Warner calls TikTok an 'enormous threat'

Sen. Mark Warner (D-Va.) discusses the passage of the CHIPs Act on Capitol Hill on July 27, 2022.

Sen. Mark Warner (D-Va.) discusses the passage of the CHIPs Act on Capitol Hill on July 27, 2022. Jabin Botsford/The Washington Post via Getty Images

The chairman of the Senate Intelligence Committee said the U.S. regulators have a "huge mountain to climb" when it comes to reducing risks from the massively popular, China-owned social media app.

TikTok has become an "enormous threat" to the United States, the chairman of the Senate Intelligence Committee said on Sunday. 
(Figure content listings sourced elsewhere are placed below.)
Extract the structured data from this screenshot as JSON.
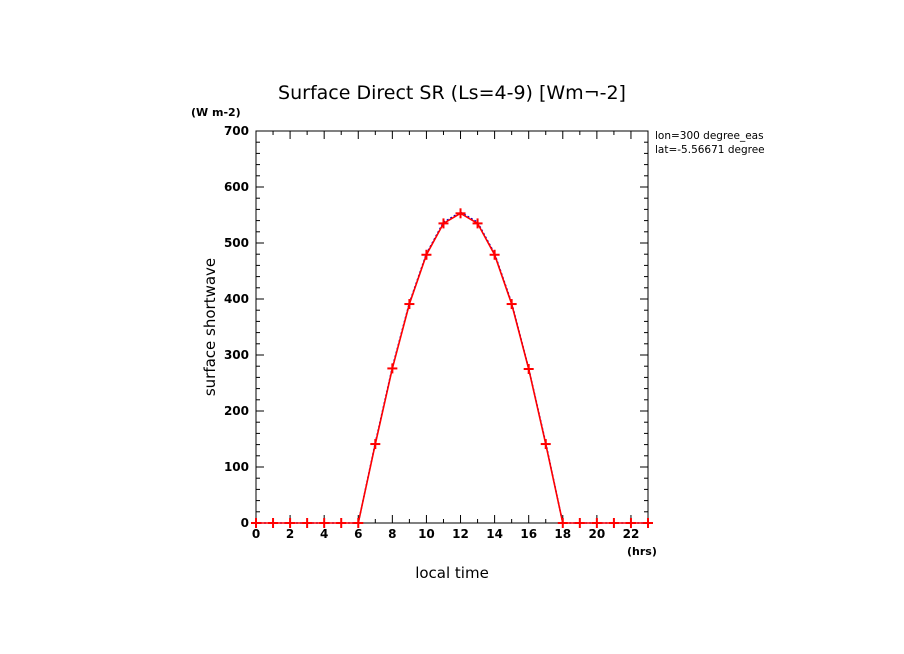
{
  "chart_data": {
    "type": "line",
    "title": "Surface Direct SR (Ls=4-9) [Wm¬-2]",
    "xlabel": "local time",
    "ylabel": "surface shortwave",
    "x_unit": "(hrs)",
    "y_unit": "(W m-2)",
    "xlim": [
      0,
      23
    ],
    "ylim": [
      0,
      700
    ],
    "x_ticks": [
      "0",
      "2",
      "4",
      "6",
      "8",
      "10",
      "12",
      "14",
      "16",
      "18",
      "20",
      "22"
    ],
    "y_ticks": [
      "0",
      "100",
      "200",
      "300",
      "400",
      "500",
      "600",
      "700"
    ],
    "grid": false,
    "annotations": [
      "lon=300 degree_eas",
      "lat=-5.56671 degree"
    ],
    "x": [
      0,
      1,
      2,
      3,
      4,
      5,
      6,
      7,
      8,
      9,
      10,
      11,
      12,
      13,
      14,
      15,
      16,
      17,
      18,
      19,
      20,
      21,
      22,
      23
    ],
    "series": [
      {
        "color": "#0000cc",
        "style": "dotted",
        "values": [
          0,
          0,
          0,
          0,
          0,
          0,
          0,
          143,
          278,
          393,
          481,
          537,
          555,
          537,
          481,
          393,
          276,
          143,
          0,
          0,
          0,
          0,
          0,
          0
        ]
      },
      {
        "color": "#ff0000",
        "style": "solid-plus",
        "values": [
          0,
          0,
          0,
          0,
          0,
          0,
          0,
          141,
          276,
          391,
          479,
          535,
          553,
          535,
          479,
          391,
          275,
          141,
          0,
          0,
          0,
          0,
          0,
          0
        ]
      }
    ]
  }
}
Sen. Mark Warner (D-Va.), a longtime critic of the China-owned video app, described the platform as a "massive collector of information" of U.S. youth. Data from Forrester Research indicate that show the app reaches about 60% of the U.S. online population between the ages of 12 and 17 log onto TikTok on a weekly basis.
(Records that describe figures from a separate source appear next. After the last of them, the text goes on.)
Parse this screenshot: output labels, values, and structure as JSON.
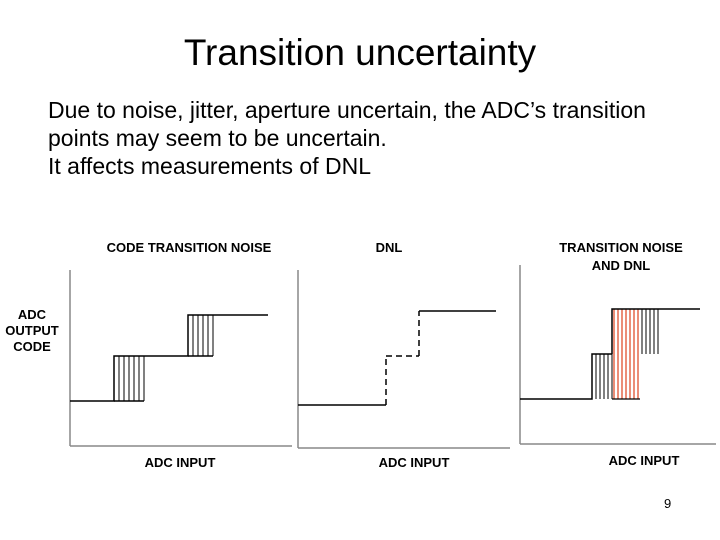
{
  "slide": {
    "title": "Transition uncertainty",
    "bullets": [
      "Due to noise, jitter, aperture uncertain, the ADC’s transition",
      "points may seem to be uncertain.",
      "It affects measurements of DNL"
    ],
    "page_number": "9"
  },
  "diagram": {
    "y_axis_label": [
      "ADC",
      "OUTPUT",
      "CODE"
    ],
    "panels": [
      {
        "title_lines": [
          "CODE TRANSITION NOISE"
        ],
        "x_label": "ADC INPUT"
      },
      {
        "title_lines": [
          "DNL"
        ],
        "x_label": "ADC INPUT"
      },
      {
        "title_lines": [
          "TRANSITION NOISE",
          "AND DNL"
        ],
        "x_label": "ADC INPUT"
      }
    ],
    "colors": {
      "line": "#000000",
      "axis": "#888888",
      "highlight": "#e05030"
    }
  }
}
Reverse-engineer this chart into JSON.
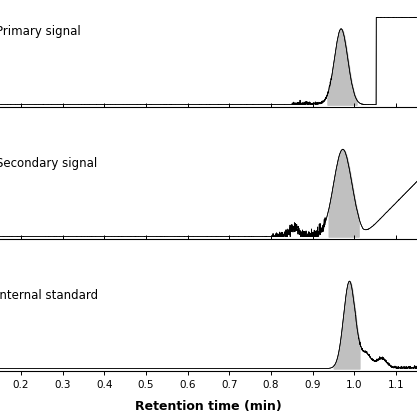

So, if you're a parent and you got a kid on TikTok, I would be very, very concerned," Warner said on the Nov. 20 edition of Fox News Sunday.  "All of that data that your child is inputting and receiving is being stored somewhere in Beijing," Warner said, suggesting that former President Donald Trump "was right" to attempt to prohibit the use of the platform via executive order – a move President Joe Biden nullified last year.

The Justice Department has reportedly been active in recent months to negotiate a deal with Bytedance, the Chinese firm that owns TikTok, to limit its ability to collect data on U.S. users and send that information to China.

Warner said that the Justice Department has "a huge mountain to climb," noting how the Chinese government can use the platform to promote influence campaigns against the U.S. public.

Congress has also taken steps to curtail TikTok's exploding popularity in the U.S.  The fiscal year 2021 House-passed National Defense Authorization Act barred the use of TikTok on all government equipment after the Department of Homeland Security and the Pentagon banned the app from federally owned devices in 2020, in an apparent response to efforts led by Senate Majority Leader Sen. Chuck Schumer (D-N.Y.). 

Last week, FBI Director Chris Wray told the House Homeland Security Committee that teh bureau has "national security concerns" about TikTok. "They include the possibility that the Chinese government could use it to control data collection on millions of users or control the recommendation algorithm which could be used for influence operations, if they so choose."

Sen. Tom Cotton (R-Ark.) also a guest on Fox New Sunday, called TikTok "one of the most massive surveillance programs ever, especially on America's young people."

A chief operating officer for TikTok testified in September that the company has recently made "progress toward a final agreement with the U.S. government to further safeguard U.S user data and fully address U.S. national security interests."